- Tunnack
- Coordinates: 42°28′21″S 147°27′04″E﻿ / ﻿42.4725°S 147.4511°E
- Country: Australia
- State: Tasmania
- Region: Central
- LGA: Southern Midlands;
- Location: 25 km (16 mi) SE of Oatlands;

Government
- • State electorate: Lyons;
- • Federal division: Lyons;
- Elevation: 65 m (213 ft)

Population
- • Total: 212 (2021 census)
- Postcode: 7120
- Mean max temp: 15.4 °C (59.7 °F)
- Mean min temp: 5.1 °C (41.2 °F)
- Annual rainfall: 612.3 mm (24.11 in)
Localities around Tunnack
| Stonor | Baden, Stonor | Whitefoord |
| Rhyndaston | Tunnack | Woodsdale |
| Colebrook | Colebrook | Levendale |

= Tunnack, Tasmania =

Tunnack is a rural locality in the local government area of Southern Midlands in the Central region of Tasmania. It is located about 25 km south-east of the town of Oatlands. The 2021 census determined a population of 212 for the state suburb of Tunnack.

==History==
Tunnack was gazetted as a locality in 1974. The name is an Aboriginal word for “cold”.

==Geography==
The Coal River forms much of the northern and western boundaries.

=== Climate ===
Tunnack experiences an oceanic climate (Köppen: Cfb) with mild, drier summers and cool, wetter winters. The wettest recorded day was 9 June 2011 with 114.0 mm of rainfall. Cooled by its moderate altitude, Tunnack's extreme temperatures ranged from 37.4 C on 25 January 2003 to -6.8 C on 22 May 2010.

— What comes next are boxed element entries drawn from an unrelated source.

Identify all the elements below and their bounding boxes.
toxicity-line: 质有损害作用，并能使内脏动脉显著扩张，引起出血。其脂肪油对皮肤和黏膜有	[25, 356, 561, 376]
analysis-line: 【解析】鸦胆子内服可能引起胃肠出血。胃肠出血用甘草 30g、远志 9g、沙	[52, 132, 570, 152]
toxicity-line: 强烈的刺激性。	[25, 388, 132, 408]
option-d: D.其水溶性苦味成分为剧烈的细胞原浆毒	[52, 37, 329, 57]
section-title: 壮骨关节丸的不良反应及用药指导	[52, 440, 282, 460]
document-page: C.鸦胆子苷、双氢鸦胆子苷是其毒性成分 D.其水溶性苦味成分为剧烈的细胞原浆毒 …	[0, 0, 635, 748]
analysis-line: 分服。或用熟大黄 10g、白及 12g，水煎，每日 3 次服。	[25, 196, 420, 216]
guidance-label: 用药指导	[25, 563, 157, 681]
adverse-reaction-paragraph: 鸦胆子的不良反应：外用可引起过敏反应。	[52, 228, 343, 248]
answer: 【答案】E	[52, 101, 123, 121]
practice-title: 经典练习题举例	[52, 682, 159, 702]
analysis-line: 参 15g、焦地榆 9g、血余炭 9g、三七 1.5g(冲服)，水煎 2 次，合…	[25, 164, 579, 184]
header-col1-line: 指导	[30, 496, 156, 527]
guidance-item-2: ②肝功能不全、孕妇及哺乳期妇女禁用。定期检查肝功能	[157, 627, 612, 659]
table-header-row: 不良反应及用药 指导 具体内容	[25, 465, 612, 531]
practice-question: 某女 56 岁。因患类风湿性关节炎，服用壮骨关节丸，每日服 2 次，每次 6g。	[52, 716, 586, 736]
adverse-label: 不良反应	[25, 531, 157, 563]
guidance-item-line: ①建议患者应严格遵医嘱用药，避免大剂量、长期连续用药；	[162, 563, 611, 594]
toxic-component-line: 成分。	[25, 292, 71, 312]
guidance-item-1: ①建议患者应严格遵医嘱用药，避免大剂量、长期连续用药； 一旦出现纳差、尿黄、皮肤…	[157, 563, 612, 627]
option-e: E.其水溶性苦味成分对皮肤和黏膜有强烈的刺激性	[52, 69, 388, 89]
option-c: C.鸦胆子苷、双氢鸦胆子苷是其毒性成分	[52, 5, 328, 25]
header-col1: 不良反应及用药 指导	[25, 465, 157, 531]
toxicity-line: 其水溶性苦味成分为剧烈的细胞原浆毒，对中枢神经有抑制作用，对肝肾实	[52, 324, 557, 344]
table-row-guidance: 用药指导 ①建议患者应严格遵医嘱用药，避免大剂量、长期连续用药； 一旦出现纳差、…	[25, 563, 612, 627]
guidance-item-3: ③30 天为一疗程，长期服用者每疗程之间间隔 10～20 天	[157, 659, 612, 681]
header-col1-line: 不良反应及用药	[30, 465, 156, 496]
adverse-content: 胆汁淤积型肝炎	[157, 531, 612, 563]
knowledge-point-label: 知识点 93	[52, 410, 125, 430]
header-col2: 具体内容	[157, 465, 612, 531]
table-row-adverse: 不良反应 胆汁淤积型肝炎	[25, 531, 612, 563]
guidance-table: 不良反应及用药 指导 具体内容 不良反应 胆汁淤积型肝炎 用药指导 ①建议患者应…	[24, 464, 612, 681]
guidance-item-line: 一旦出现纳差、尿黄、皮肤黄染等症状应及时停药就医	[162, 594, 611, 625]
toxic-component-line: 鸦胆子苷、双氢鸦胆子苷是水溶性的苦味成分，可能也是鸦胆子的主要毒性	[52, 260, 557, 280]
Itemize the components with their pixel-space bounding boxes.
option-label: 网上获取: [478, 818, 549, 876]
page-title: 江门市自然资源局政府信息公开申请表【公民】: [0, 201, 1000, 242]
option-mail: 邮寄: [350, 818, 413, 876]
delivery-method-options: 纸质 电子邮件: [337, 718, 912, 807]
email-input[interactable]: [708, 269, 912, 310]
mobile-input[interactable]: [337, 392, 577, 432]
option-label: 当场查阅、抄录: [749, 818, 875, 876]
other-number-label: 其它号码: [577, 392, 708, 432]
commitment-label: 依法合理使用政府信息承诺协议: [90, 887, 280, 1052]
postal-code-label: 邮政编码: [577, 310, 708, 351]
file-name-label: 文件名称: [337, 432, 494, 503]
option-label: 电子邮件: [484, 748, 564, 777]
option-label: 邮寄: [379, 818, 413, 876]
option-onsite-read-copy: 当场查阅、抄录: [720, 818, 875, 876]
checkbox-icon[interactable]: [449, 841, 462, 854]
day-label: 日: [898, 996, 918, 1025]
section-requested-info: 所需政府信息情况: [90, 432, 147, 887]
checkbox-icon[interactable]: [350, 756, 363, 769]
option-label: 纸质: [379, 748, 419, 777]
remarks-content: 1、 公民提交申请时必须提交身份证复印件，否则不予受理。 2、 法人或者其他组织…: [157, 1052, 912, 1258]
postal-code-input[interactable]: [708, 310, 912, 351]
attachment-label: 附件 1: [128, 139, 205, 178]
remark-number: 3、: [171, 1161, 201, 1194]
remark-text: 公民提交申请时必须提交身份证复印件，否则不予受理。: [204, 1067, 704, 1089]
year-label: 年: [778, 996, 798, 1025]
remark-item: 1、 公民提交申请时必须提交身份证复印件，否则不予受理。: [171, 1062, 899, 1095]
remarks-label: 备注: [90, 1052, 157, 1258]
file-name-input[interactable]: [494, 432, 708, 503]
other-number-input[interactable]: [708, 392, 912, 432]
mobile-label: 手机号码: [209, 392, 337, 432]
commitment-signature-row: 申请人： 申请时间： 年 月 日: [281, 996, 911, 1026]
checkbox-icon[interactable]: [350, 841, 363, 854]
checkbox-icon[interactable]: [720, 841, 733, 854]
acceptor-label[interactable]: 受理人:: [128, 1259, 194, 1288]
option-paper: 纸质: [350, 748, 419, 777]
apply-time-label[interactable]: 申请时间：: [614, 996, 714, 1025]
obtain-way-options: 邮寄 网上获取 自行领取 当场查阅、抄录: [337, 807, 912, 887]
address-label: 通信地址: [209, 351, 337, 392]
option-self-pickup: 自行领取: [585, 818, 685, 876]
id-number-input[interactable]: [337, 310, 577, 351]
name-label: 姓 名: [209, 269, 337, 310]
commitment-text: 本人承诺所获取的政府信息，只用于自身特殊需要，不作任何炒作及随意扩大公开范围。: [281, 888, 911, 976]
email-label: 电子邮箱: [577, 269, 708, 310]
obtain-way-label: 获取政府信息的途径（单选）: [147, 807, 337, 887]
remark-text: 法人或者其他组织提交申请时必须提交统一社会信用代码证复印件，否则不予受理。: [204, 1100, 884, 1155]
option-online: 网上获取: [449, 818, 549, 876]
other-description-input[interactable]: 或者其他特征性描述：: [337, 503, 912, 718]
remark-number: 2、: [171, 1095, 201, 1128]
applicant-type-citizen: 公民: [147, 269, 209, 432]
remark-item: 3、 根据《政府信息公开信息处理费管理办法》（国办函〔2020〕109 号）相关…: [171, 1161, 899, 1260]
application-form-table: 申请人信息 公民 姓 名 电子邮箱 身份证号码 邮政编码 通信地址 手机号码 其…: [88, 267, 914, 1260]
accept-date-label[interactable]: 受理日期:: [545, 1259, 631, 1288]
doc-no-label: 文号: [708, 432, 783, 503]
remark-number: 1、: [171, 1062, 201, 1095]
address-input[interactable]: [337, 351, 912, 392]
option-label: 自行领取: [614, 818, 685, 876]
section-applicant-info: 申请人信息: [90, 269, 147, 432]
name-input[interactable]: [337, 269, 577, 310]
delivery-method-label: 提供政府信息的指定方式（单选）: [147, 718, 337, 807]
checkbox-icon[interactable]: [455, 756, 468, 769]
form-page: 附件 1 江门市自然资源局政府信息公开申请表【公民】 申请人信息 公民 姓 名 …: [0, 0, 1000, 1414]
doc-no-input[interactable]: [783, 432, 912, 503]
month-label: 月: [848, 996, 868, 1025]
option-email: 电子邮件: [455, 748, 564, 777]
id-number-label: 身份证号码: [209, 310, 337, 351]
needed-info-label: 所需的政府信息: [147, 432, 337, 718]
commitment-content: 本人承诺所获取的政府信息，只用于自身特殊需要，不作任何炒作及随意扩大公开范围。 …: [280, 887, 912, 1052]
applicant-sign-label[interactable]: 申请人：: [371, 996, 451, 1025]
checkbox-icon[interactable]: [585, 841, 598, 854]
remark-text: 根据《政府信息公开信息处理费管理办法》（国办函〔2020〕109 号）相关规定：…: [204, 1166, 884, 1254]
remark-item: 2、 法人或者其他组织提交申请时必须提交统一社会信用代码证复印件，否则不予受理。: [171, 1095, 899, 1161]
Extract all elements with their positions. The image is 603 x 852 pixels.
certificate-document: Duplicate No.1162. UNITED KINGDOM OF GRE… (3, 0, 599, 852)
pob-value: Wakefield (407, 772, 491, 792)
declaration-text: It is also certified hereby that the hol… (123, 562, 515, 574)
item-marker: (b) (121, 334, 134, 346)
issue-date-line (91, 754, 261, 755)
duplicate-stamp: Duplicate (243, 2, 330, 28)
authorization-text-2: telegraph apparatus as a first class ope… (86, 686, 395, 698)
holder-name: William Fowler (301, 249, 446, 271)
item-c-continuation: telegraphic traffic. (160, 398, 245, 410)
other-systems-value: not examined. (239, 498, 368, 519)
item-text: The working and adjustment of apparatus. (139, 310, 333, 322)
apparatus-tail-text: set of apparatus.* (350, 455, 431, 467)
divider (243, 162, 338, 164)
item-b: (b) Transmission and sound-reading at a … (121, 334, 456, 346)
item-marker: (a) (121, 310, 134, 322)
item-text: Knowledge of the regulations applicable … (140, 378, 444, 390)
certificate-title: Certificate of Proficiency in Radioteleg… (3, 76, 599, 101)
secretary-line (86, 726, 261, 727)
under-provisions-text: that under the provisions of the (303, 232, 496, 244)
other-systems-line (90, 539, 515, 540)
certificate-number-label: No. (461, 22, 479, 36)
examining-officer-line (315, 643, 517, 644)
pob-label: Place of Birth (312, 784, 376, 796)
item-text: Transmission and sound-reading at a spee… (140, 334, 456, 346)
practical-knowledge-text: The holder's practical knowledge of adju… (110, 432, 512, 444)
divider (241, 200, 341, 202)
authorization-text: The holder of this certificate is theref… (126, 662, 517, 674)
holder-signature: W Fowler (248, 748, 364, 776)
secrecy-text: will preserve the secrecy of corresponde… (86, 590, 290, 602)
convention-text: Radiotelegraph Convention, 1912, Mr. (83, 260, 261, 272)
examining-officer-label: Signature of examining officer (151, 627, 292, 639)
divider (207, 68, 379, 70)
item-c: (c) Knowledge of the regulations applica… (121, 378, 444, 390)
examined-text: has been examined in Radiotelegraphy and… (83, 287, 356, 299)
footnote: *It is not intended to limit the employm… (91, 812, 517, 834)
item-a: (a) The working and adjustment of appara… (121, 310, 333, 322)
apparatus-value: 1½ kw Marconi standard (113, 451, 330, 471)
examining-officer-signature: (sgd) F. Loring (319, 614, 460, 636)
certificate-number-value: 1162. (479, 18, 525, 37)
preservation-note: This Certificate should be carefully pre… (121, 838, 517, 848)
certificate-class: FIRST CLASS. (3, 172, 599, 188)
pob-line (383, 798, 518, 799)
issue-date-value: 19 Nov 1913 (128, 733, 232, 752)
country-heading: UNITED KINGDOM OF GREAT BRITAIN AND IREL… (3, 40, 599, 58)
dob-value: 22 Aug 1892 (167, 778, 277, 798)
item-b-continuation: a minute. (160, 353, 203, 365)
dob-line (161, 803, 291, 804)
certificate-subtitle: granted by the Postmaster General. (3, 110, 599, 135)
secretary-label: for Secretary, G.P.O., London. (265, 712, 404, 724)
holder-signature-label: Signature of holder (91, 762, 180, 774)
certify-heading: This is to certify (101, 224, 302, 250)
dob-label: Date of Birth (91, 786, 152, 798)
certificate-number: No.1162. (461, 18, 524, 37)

Climate data for Tunnack Fire Station (42°27′S 147°28′E﻿ / ﻿42.45°S 147.46°E) (462 m (1,516 ft) AMSL) (1997-2025)
| Month | Jan | Feb | Mar | Apr | May | Jun | Jul | Aug | Sep | Oct | Nov | Dec | Year |
| Record high °C (°F) | 37.4 (99.3) | 34.1 (93.4) | 35.2 (95.4) | 28.3 (82.9) | 22.0 (71.6) | 16.0 (60.8) | 15.7 (60.3) | 17.9 (64.2) | 22.6 (72.7) | 27.6 (81.7) | 32.5 (90.5) | 37.4 (99.3) | 37.4 (99.3) |
| Mean daily maximum °C (°F) | 21.9 (71.4) | 21.3 (70.3) | 19.3 (66.7) | 15.5 (59.9) | 12.4 (54.3) | 10.0 (50.0) | 9.7 (49.5) | 10.6 (51.1) | 12.6 (54.7) | 14.8 (58.6) | 17.3 (63.1) | 19.6 (67.3) | 15.4 (59.7) |
| Mean daily minimum °C (°F) | 9.1 (48.4) | 8.9 (48.0) | 7.5 (45.5) | 5.3 (41.5) | 3.5 (38.3) | 2.1 (35.8) | 1.5 (34.7) | 1.9 (35.4) | 3.3 (37.9) | 4.4 (39.9) | 6.2 (43.2) | 7.5 (45.5) | 5.1 (41.2) |
| Record low °C (°F) | −2.0 (28.4) | −1.7 (28.9) | −3.5 (25.7) | −5.3 (22.5) | −6.8 (19.8) | −6.3 (20.7) | −6.3 (20.7) | −6.1 (21.0) | −6.5 (20.3) | −5.4 (22.3) | −3.5 (25.7) | −1.1 (30.0) | −6.8 (19.8) |
| Average precipitation mm (inches) | 45.9 (1.81) | 37.2 (1.46) | 46.1 (1.81) | 39.9 (1.57) | 46.0 (1.81) | 65.1 (2.56) | 42.0 (1.65) | 60.0 (2.36) | 55.9 (2.20) | 61.2 (2.41) | 59.3 (2.33) | 52.6 (2.07) | 612.3 (24.11) |
| Average precipitation days (≥ 0.2 mm) | 9.2 | 9.1 | 11.1 | 12.0 | 15.1 | 17.3 | 17.6 | 17.4 | 15.6 | 15.1 | 13.3 | 12.1 | 164.9 |
| Average afternoon relative humidity (%) | 47 | 50 | 53 | 61 | 67 | 74 | 73 | 67 | 63 | 59 | 55 | 50 | 60 |
| Average dew point °C (°F) | 7.2 (45.0) | 8.2 (46.8) | 7.0 (44.6) | 5.9 (42.6) | 5.0 (41.0) | 4.2 (39.6) | 3.7 (38.7) | 3.3 (37.9) | 3.8 (38.8) | 4.4 (39.9) | 6.0 (42.8) | 6.3 (43.3) | 5.4 (41.8) |
Source: Bureau of Meteorology (1997-2025)

==Road infrastructure==
The C312 route (Tunnack Road / New Country Marsh Road) enters from the north and runs through to the south-east, where it exits. Route C342 (Eldon Road) starts at an intersection with C312 and runs south-west until it exits.